The increasing number of rare sequence variations identified in the CFTR gene substantially complicates test interpretation and consequently genetic counseling of patients and families. Diagnostic laboratories have to face a risk for misclassification of mutations and variations, especially of missense type. To allow an accurate interpretation of variant pathogenicity the French CFTR database collects molecular and clinical data for more than 4,400 subjects (CF and CFTR-RD patients, patients analysed in the context of newborn screening, fetal bowel anomalies and compound heterozygous unaffected parents). We have recorded so far 690 different variants, including 34% that remains unclassified (also called UVs). Near 75% of these UVs are missense variations.
In order to predict missense variants pathogenicity, we used bioinformatics softwares assessing their impact on splicing and on protein function. Nineteen missense variants predicted to affect splicing were selected to be tested using functional analysis at both transcript and protein level. We thus promote a collaborative network. Six French laboratories specialized with CFTR genetics and functional studies are willing to join their skills in a common project: Bordeaux (P Fergelot), Brest (MP Audrezet), Créteil (P Fanen), Paris-Cochin (E Girodon), Poitiers (A Kitzis) and Montpellier (C Raynal).

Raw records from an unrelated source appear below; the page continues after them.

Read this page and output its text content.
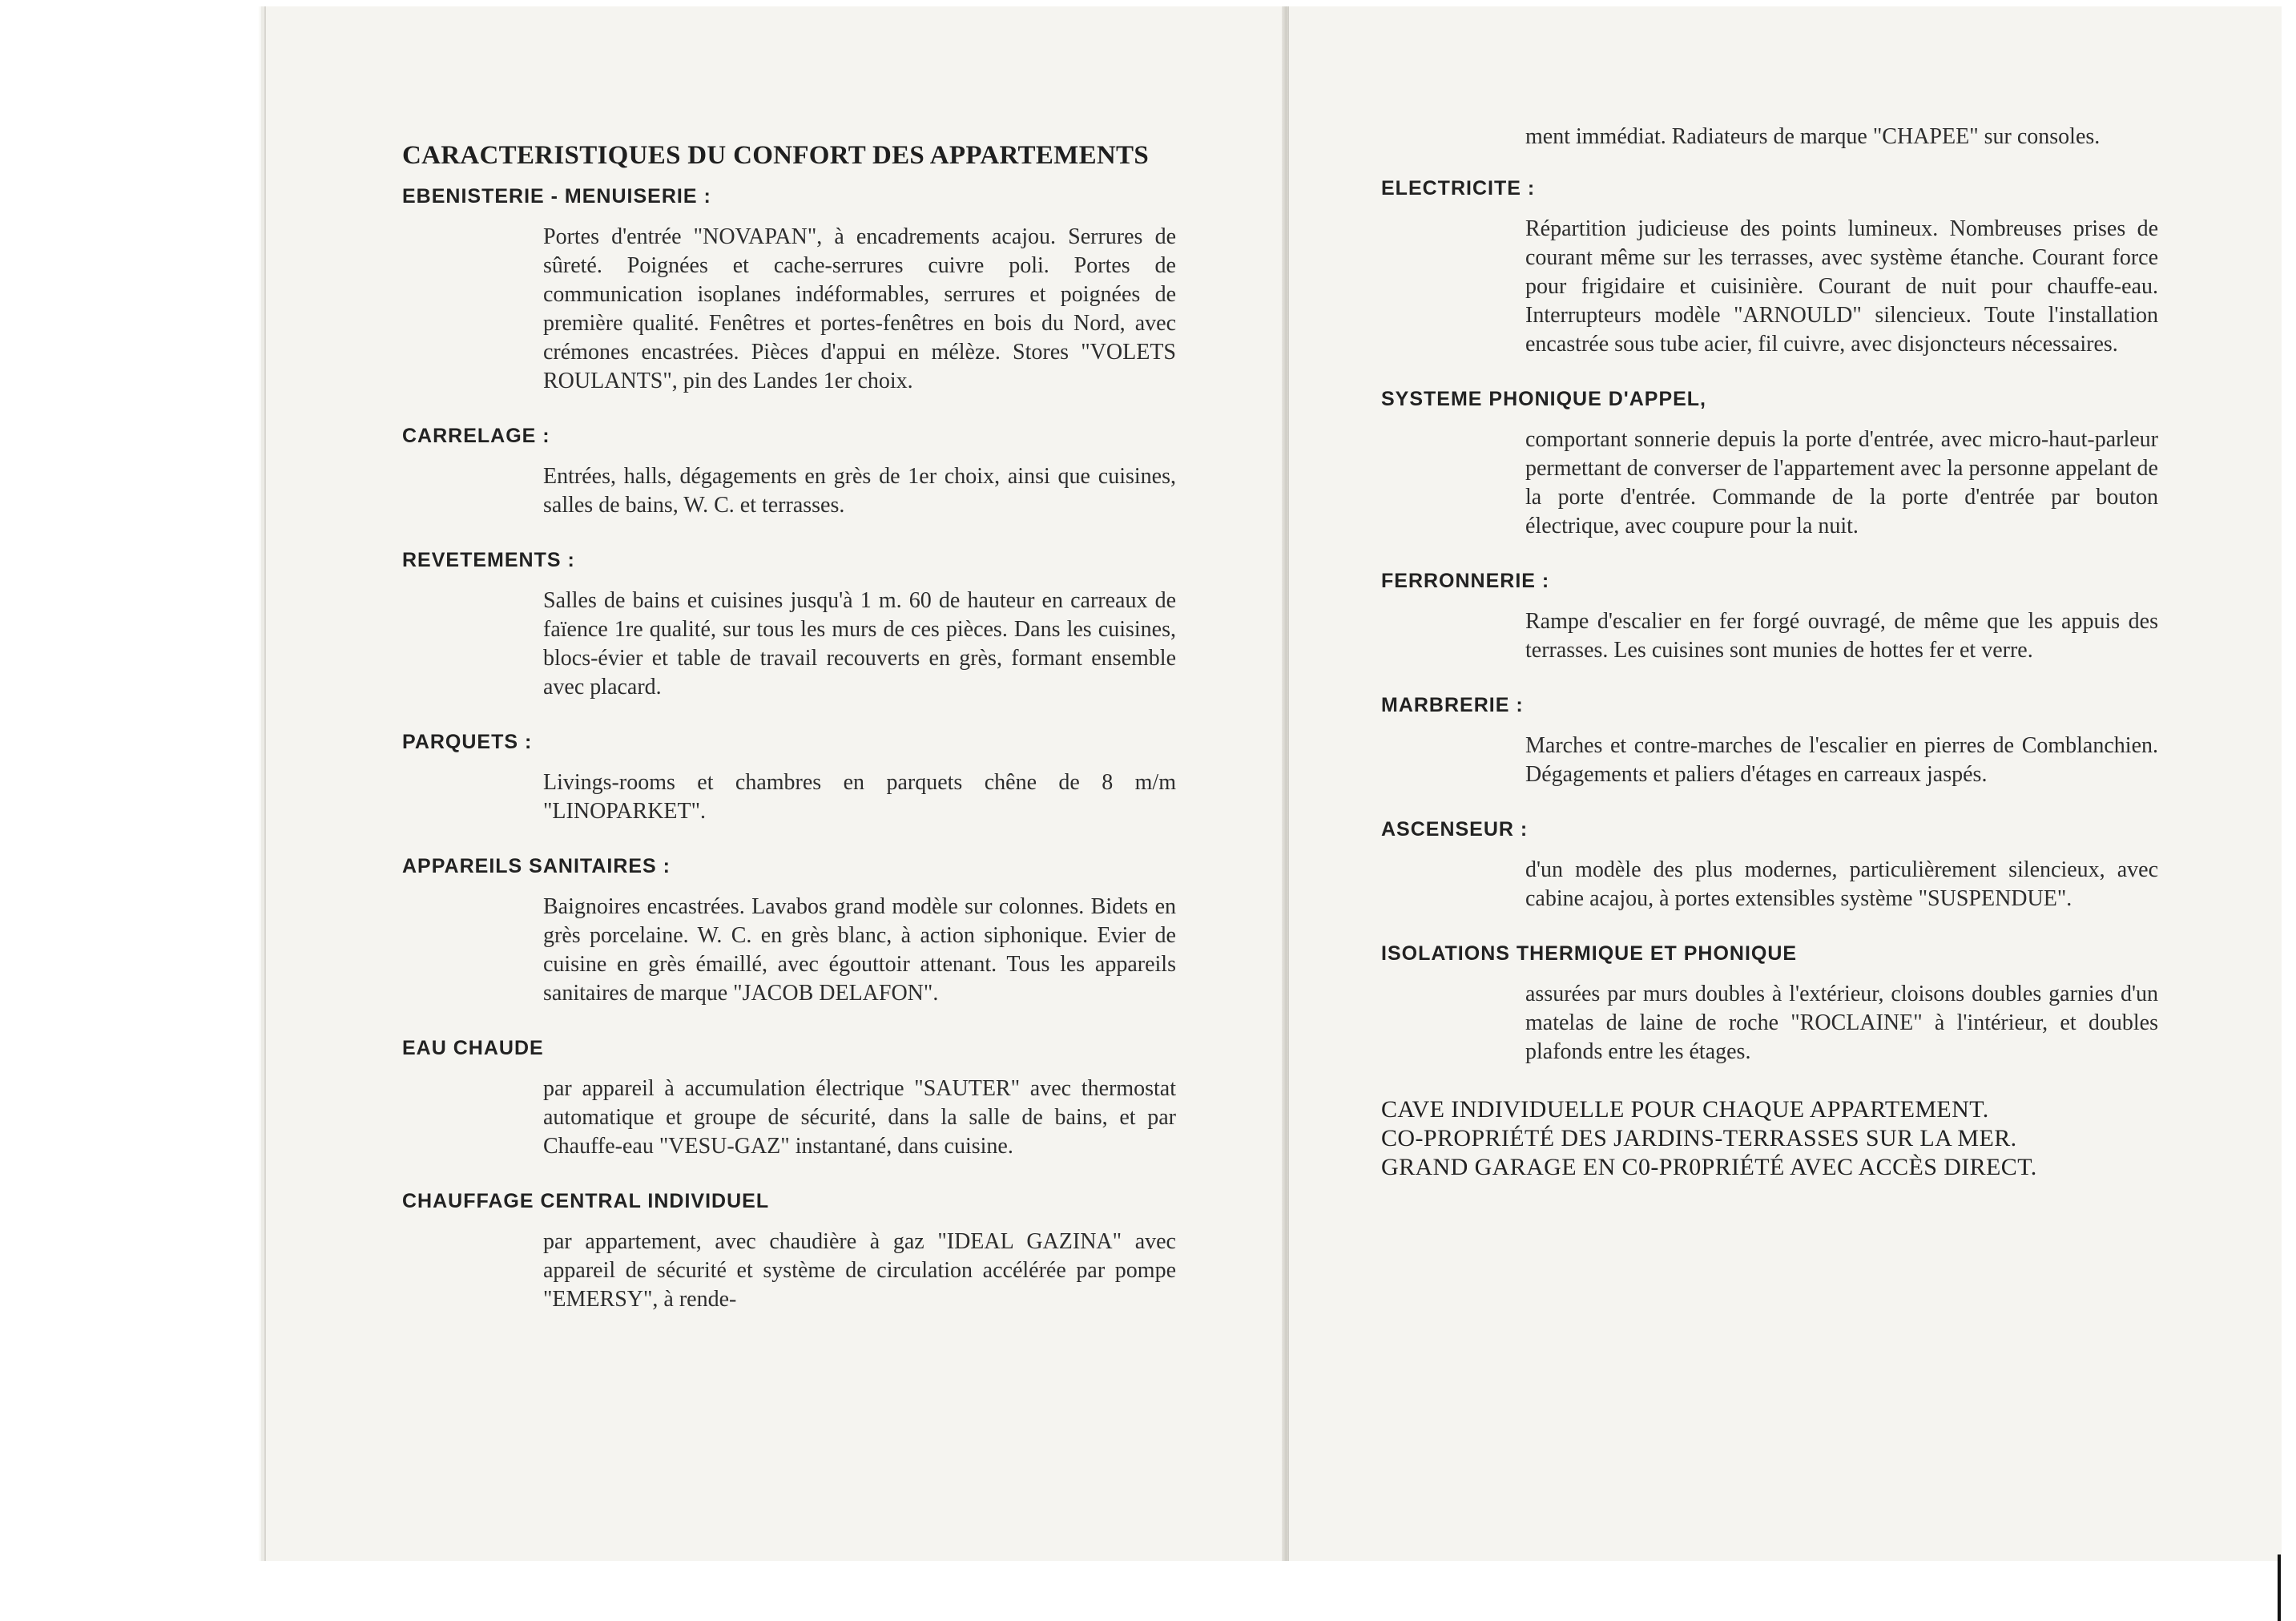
CARACTERISTIQUES DU CONFORT DES APPARTEMENTS
EBENISTERIE - MENUISERIE :
Portes d'entrée "NOVAPAN", à encadrements acajou. Serrures de sûreté. Poignées et cache-serrures cuivre poli. Portes de communication isoplanes indéformables, serrures et poignées de première qualité. Fenêtres et portes-fenêtres en bois du Nord, avec crémones encastrées. Pièces d'appui en mélèze. Stores "VOLETS ROULANTS", pin des Landes 1er choix.
CARRELAGE :
Entrées, halls, dégagements en grès de 1er choix, ainsi que cuisines, salles de bains, W. C. et terrasses.
REVETEMENTS :
Salles de bains et cuisines jusqu'à 1 m. 60 de hauteur en carreaux de faïence 1re qualité, sur tous les murs de ces pièces. Dans les cuisines, blocs-évier et table de travail recouverts en grès, formant ensemble avec placard.
PARQUETS :
Livings-rooms et chambres en parquets chêne de 8 m/m "LINOPARKET".
APPAREILS SANITAIRES :
Baignoires encastrées. Lavabos grand modèle sur colonnes. Bidets en grès porcelaine. W. C. en grès blanc, à action siphonique. Evier de cuisine en grès émaillé, avec égouttoir attenant. Tous les appareils sanitaires de marque "JACOB DELAFON".
EAU CHAUDE
par appareil à accumulation électrique "SAUTER" avec thermostat automatique et groupe de sécurité, dans la salle de bains, et par Chauffe-eau "VESU-GAZ" instantané, dans cuisine.
CHAUFFAGE CENTRAL INDIVIDUEL
par appartement, avec chaudière à gaz "IDEAL GAZINA" avec appareil de sécurité et système de circulation accélérée par pompe "EMERSY", à rende-
ment immédiat. Radiateurs de marque "CHAPEE" sur consoles.
ELECTRICITE :
Répartition judicieuse des points lumineux. Nombreuses prises de courant même sur les terrasses, avec système étanche. Courant force pour frigidaire et cuisinière. Courant de nuit pour chauffe-eau. Interrupteurs modèle "ARNOULD" silencieux. Toute l'installation encastrée sous tube acier, fil cuivre, avec disjoncteurs nécessaires.
SYSTEME PHONIQUE D'APPEL,
comportant sonnerie depuis la porte d'entrée, avec micro-haut-parleur permettant de converser de l'appartement avec la personne appelant de la porte d'entrée. Commande de la porte d'entrée par bouton électrique, avec coupure pour la nuit.
FERRONNERIE :
Rampe d'escalier en fer forgé ouvragé, de même que les appuis des terrasses. Les cuisines sont munies de hottes fer et verre.
MARBRERIE :
Marches et contre-marches de l'escalier en pierres de Comblanchien. Dégagements et paliers d'étages en carreaux jaspés.
ASCENSEUR :
d'un modèle des plus modernes, particulièrement silencieux, avec cabine acajou, à portes extensibles système "SUSPENDUE".
ISOLATIONS THERMIQUE ET PHONIQUE
assurées par murs doubles à l'extérieur, cloisons doubles garnies d'un matelas de laine de roche "ROCLAINE" à l'intérieur, et doubles plafonds entre les étages.
CAVE INDIVIDUELLE POUR CHAQUE APPARTEMENT.
CO-PROPRIÉTÉ DES JARDINS-TERRASSES SUR LA MER.
GRAND GARAGE EN C0-PR0PRIÉTÉ AVEC ACCÈS DIRECT.
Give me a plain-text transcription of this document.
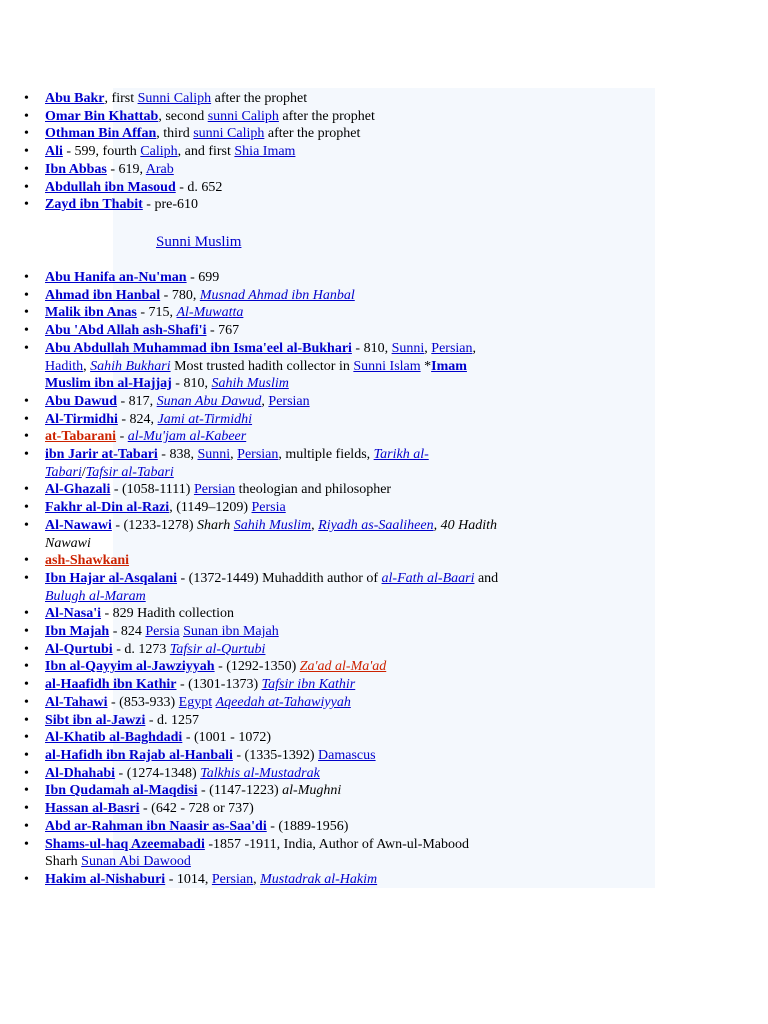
• Abu Bakr, first Sunni Caliph after the prophet
• Omar Bin Khattab, second sunni Caliph after the prophet
• Othman Bin Affan, third sunni Caliph after the prophet
• Ali - 599, fourth Caliph, and first Shia Imam
• Ibn Abbas - 619, Arab
• Abdullah ibn Masoud - d. 652
• Zayd ibn Thabit - pre-610
Sunni Muslim
• Abu Hanifa an-Nu'man - 699
• Ahmad ibn Hanbal - 780, Musnad Ahmad ibn Hanbal
• Malik ibn Anas - 715, Al-Muwatta
• Abu 'Abd Allah ash-Shafi'i - 767
• Abu Abdullah Muhammad ibn Isma'eel al-Bukhari - 810, Sunni, Persian, Hadith, Sahih Bukhari Most trusted hadith collector in Sunni Islam *Imam Muslim ibn al-Hajjaj - 810, Sahih Muslim
• Abu Dawud - 817, Sunan Abu Dawud, Persian
• Al-Tirmidhi - 824, Jami at-Tirmidhi
• at-Tabarani - al-Mu'jam al-Kabeer
• ibn Jarir at-Tabari - 838, Sunni, Persian, multiple fields, Tarikh al-Tabari/Tafsir al-Tabari
• Al-Ghazali - (1058-1111) Persian theologian and philosopher
• Fakhr al-Din al-Razi, (1149–1209) Persia
• Al-Nawawi - (1233-1278) Sharh Sahih Muslim, Riyadh as-Saaliheen, 40 Hadith Nawawi
• ash-Shawkani
• Ibn Hajar al-Asqalani - (1372-1449) Muhaddith author of al-Fath al-Baari and Bulugh al-Maram
• Al-Nasa'i - 829 Hadith collection
• Ibn Majah - 824 Persia Sunan ibn Majah
• Al-Qurtubi - d. 1273 Tafsir al-Qurtubi
• Ibn al-Qayyim al-Jawziyyah - (1292-1350) Za'ad al-Ma'ad
• al-Haafidh ibn Kathir - (1301-1373) Tafsir ibn Kathir
• Al-Tahawi - (853-933) Egypt Aqeedah at-Tahawiyyah
• Sibt ibn al-Jawzi - d. 1257
• Al-Khatib al-Baghdadi - (1001 - 1072)
• al-Hafidh ibn Rajab al-Hanbali - (1335-1392) Damascus
• Al-Dhahabi - (1274-1348) Talkhis al-Mustadrak
• Ibn Qudamah al-Maqdisi - (1147-1223) al-Mughni
• Hassan al-Basri - (642 - 728 or 737)
• Abd ar-Rahman ibn Naasir as-Saa'di - (1889-1956)
• Shams-ul-haq Azeemabadi -1857 -1911, India, Author of Awn-ul-Mabood Sharh Sunan Abi Dawood
• Hakim al-Nishaburi - 1014, Persian, Mustadrak al-Hakim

First, we will perform in vitro assays using a minigene approach to test splicing defects. Then, we will assess the impact on transcripts by RNA quantification and stability studies. Finally, effect on protein function will be assessed by analyzing protein maturation (by Western Blotting), intracellular trafficking (by immunofluorescence) and CFTR channel activity (by Cl- efflux measurement).
By implementing these combined approaches, we expect to (i) assess missense pathogenicity and help to classify mutations and variations for the purposes of diagnosis and genetic counseling, (ii) characterize the functional mechanisms involved, (iii) improve our knowledge on genotype/phenotype correlations and (iv) improve data on the reliability of bioinformatics softwares used to select candidate variants.
Despite the high complexity of CFTR disorders, improving our knowledge of their pathogenic mechanisms will help the classification of mutation according to the mechanisms by which they disrupt CFTR function, and will also help to target new molecules therapies for CF patients.